# Changes to AKC Trick Dog Program



## lily cd re (Jul 23, 2012)

I just got an email from the AKC CGC Evaluator news announcing changes to the Trick Dog program. The novice and intermediate levels ahve no changes, but advanced and performer do have changes and there is a new level called Elite Performer. All of these changes will go into effect on June 1st.

I copied the summary from the email below.

The main changes to the AKC Trick Dog titles are summarized in the title chart. Basically, there are: 

No changes to the NOVICE level.
No changes to the INTERMEDIATE level.
ADVANCED – as of June 1, 2018, must do 10 tricks instead of 5.
PERFORMER
Story is still an option. 
Tricks must come from Intermediate, Advanced, or Performer. 
At least 3 tricks must be from Performer.
Props must be used for at least 3 of the tricks. 
Agility and Obedience equipment can no longer be used at Performer (or Elite Performer levels) [see chart]. 

ELITE PERFORMER- NEW! 
MUST have a story/script. 
10 tricks from Advanced or Performer. 
At least 5 tricks must be from Performer.
 At least 5 tricks must use props.
VIDEO LINK SENT TO AKC for judging/approval.


----------



## scooterscout99 (Dec 3, 2015)

I take this as an indication of the program’s popularity!


----------



## lily cd re (Jul 23, 2012)

scooterscout99 said:


> I take this as an indication of the program’s popularity!



Yes I think it is a hit. Since CGC evaluators are the tricks testers and you can use a CGC as a stand in for five of ten novice tricks it ties together well with the CGC program those programs give people exposure to the various things one can do with your dog (tricks replaces a program called do more with your dog). I would guess AKC hopes people will get hooked into performance sports through these introductions. After all one can look at rally as a series of tricks connected by a few steps of heeling.


----------



## Click-N-Treat (Nov 9, 2015)

I can't find anyone to score Noelle's TKI. I asked a bunch of CGC evaluators but none of them have gotten back to me. I'm kind of stuck. Any ideas?


----------



## lily cd re (Jul 23, 2012)

Click-N-Treat said:


> I can't find anyone to score Noelle's TKI. I asked a bunch of CGC evaluators but none of them have gotten back to me. I'm kind of stuck. Any ideas?
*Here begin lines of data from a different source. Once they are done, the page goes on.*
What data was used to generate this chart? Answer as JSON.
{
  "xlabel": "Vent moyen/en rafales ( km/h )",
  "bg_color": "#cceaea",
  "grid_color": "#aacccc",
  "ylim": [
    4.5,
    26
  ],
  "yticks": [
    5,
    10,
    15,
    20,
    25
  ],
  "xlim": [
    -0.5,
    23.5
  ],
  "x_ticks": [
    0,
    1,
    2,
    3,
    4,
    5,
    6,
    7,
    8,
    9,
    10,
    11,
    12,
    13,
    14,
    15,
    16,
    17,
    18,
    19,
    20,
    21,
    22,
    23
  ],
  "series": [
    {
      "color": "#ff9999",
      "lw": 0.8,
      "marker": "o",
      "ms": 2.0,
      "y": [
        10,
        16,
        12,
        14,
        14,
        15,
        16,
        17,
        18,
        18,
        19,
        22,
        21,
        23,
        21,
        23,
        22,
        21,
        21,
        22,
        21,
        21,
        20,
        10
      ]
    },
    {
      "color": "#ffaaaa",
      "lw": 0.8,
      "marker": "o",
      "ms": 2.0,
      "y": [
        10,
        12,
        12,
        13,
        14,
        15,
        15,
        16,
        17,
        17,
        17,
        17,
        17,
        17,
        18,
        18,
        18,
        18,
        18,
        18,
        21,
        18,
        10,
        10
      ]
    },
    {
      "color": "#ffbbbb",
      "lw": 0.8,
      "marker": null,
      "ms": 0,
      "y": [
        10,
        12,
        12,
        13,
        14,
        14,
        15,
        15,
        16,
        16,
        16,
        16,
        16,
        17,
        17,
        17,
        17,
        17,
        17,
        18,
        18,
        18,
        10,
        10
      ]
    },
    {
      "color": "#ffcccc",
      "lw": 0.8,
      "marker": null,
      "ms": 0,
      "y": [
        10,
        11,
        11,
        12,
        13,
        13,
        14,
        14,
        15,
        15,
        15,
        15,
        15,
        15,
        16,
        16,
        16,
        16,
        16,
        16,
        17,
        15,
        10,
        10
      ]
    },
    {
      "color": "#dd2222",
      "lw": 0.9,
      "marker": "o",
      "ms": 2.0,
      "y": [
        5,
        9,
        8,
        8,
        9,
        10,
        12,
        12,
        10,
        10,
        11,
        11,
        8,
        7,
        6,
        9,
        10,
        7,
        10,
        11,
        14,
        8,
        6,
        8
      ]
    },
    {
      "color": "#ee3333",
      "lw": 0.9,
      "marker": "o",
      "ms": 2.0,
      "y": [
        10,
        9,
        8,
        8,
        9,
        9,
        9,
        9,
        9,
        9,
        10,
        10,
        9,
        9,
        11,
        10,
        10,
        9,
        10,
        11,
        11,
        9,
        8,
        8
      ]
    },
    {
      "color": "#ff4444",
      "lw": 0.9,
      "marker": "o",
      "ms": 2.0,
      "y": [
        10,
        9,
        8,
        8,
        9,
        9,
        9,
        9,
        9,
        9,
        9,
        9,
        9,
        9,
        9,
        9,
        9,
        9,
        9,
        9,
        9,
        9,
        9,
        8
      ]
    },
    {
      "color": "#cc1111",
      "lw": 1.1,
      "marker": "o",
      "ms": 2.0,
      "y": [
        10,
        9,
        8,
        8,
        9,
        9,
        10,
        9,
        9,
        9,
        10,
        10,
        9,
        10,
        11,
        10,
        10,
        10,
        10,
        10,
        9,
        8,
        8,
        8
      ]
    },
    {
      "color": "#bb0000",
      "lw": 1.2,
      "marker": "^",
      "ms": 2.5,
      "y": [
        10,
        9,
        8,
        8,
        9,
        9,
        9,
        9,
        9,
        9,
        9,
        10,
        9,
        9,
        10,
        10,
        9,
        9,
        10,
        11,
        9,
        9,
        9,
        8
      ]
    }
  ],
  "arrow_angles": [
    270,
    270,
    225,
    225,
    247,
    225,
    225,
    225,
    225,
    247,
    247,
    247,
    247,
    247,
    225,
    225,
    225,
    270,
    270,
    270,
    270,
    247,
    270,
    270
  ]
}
Wow that is strange CGC evaluators can also do trick dog novice, intermediate, advanced and performer levels. For Elite Performer you have to send a video to AKC.
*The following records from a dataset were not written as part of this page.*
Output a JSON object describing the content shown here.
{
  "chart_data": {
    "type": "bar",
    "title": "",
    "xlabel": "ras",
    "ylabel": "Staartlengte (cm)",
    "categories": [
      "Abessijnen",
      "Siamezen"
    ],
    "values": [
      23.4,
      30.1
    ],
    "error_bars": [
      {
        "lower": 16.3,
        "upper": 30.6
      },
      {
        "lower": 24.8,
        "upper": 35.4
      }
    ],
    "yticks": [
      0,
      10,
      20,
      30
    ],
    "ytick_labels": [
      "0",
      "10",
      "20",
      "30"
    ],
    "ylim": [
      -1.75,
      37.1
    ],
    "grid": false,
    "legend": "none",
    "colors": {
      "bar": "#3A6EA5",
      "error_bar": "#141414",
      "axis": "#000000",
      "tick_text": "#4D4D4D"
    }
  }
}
Can you reach out to the person who tested you for CGC and TKN? Maybe that person with a little prompting will remember you and be able to meet you somewhere to do the test. You could offer a small gift of appreciation like a gift card to a pet store.


----------



## Skylar (Jul 29, 2016)

I wondered why Advanced only needed 5 tricks - in some respects Advanced was easier than Intermediate. I'm glad to see you now need 10 tricks - makes more sense.
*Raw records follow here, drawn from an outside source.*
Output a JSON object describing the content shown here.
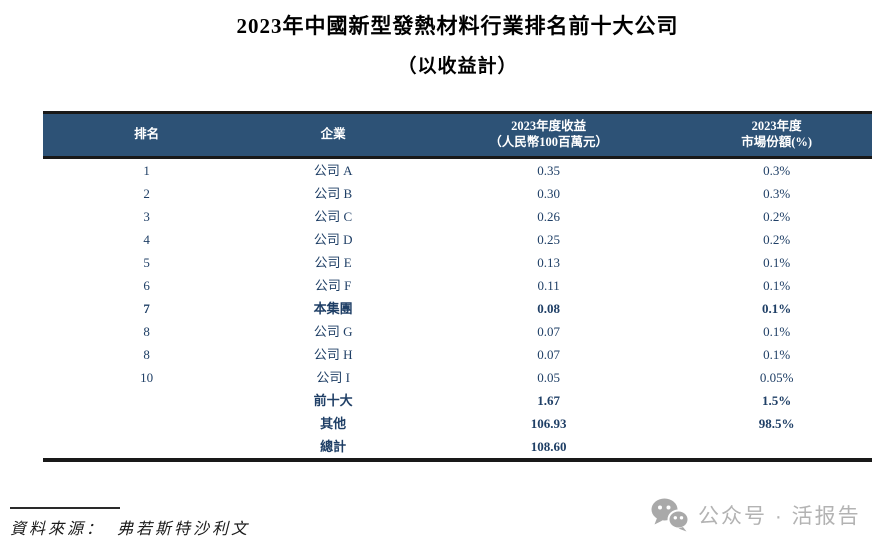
{
  "title": {
    "line1": "2023年中國新型發熱材料行業排名前十大公司",
    "line2": "（以收益計）"
  },
  "table": {
    "headers": [
      "排名",
      "企業",
      "2023年度收益\n（人民幣100百萬元）",
      "2023年度\n市場份額(%)"
    ],
    "rows": [
      {
        "rank": "1",
        "company": "公司 A",
        "revenue": "0.35",
        "share": "0.3%",
        "bold": false
      },
      {
        "rank": "2",
        "company": "公司 B",
        "revenue": "0.30",
        "share": "0.3%",
        "bold": false
      },
      {
        "rank": "3",
        "company": "公司 C",
        "revenue": "0.26",
        "share": "0.2%",
        "bold": false
      },
      {
        "rank": "4",
        "company": "公司 D",
        "revenue": "0.25",
        "share": "0.2%",
        "bold": false
      },
      {
        "rank": "5",
        "company": "公司 E",
        "revenue": "0.13",
        "share": "0.1%",
        "bold": false
      },
      {
        "rank": "6",
        "company": "公司 F",
        "revenue": "0.11",
        "share": "0.1%",
        "bold": false
      },
      {
        "rank": "7",
        "company": "本集團",
        "revenue": "0.08",
        "share": "0.1%",
        "bold": true
      },
      {
        "rank": "8",
        "company": "公司 G",
        "revenue": "0.07",
        "share": "0.1%",
        "bold": false
      },
      {
        "rank": "8",
        "company": "公司 H",
        "revenue": "0.07",
        "share": "0.1%",
        "bold": false
      },
      {
        "rank": "10",
        "company": "公司 I",
        "revenue": "0.05",
        "share": "0.05%",
        "bold": false
      },
      {
        "rank": "",
        "company": "前十大",
        "revenue": "1.67",
        "share": "1.5%",
        "bold": true
      },
      {
        "rank": "",
        "company": "其他",
        "revenue": "106.93",
        "share": "98.5%",
        "bold": true
      },
      {
        "rank": "",
        "company": "總計",
        "revenue": "108.60",
        "share": "",
        "bold": true
      }
    ]
  },
  "footer": {
    "source_label": "資料來源：",
    "source_value": "弗若斯特沙利文"
  },
  "watermark": {
    "icon": "wechat-icon",
    "text": "公众号 · 活报告"
  },
  "colors": {
    "header_bg": "#2d5276",
    "header_text": "#ffffff",
    "body_text": "#1f3f66",
    "border": "#191919",
    "watermark_gray": "#b3b3b3",
    "icon_gray": "#a9a9a9"
  }
}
I'm not sure if I'll train to earn the elite title for Babykins. There doesn't seem to be any interest in my area for tricks.


----------



## Click-N-Treat (Nov 9, 2015)

I just found a trick dog class that meets on Tuesdays. We're signing up! I just emailed the woman who runs the dog training school. Noelle will enroll in beginners and that should take her through TKI and half of TKA. Then we go on to advanced class. Tricks are so much fun to train.


----------



## lily cd re (Jul 23, 2012)

Skylar we have a fair amount of interest in tricks on Long Island, mostly among the performance folks though. I think that makes sense since many of us have dogs who already know lots of tricks or know how to do things that can be modified to fit the title lists. And yeah none of us could quite understand why they only required five trick for advanced either.

Click I am glad you found a place to go where you can do those classes and get the tests!


----------



## scooterscout99 (Dec 3, 2015)

My agility training group worked on this together, practicing for a few weeks and then inviting a CGC evaluator for the tests. Honestly, we mostly were interested in more titles for an already experienced group of dogs. The most beneficial aspect for me is a cadre of new tricks to use for engaging my dog while training agility. We learned the leg weave and use it often. Without the trick dog titles I wouldn’t have been as motivated. Some of us are interested in going further, trying rally free or even freestyle.


----------



## lily cd re (Jul 23, 2012)

scooterscout, the elite performer category sounds like it is the foundations for freestyle since there has to be a routine with props (not obedience or agility equipment) and a story being told. As I noted lots of the performance people have put trick titles on their dogs, some because they just like new titles and some to have that back pocket full of tricks to use in support of training their other sports and some for both reasons.


----------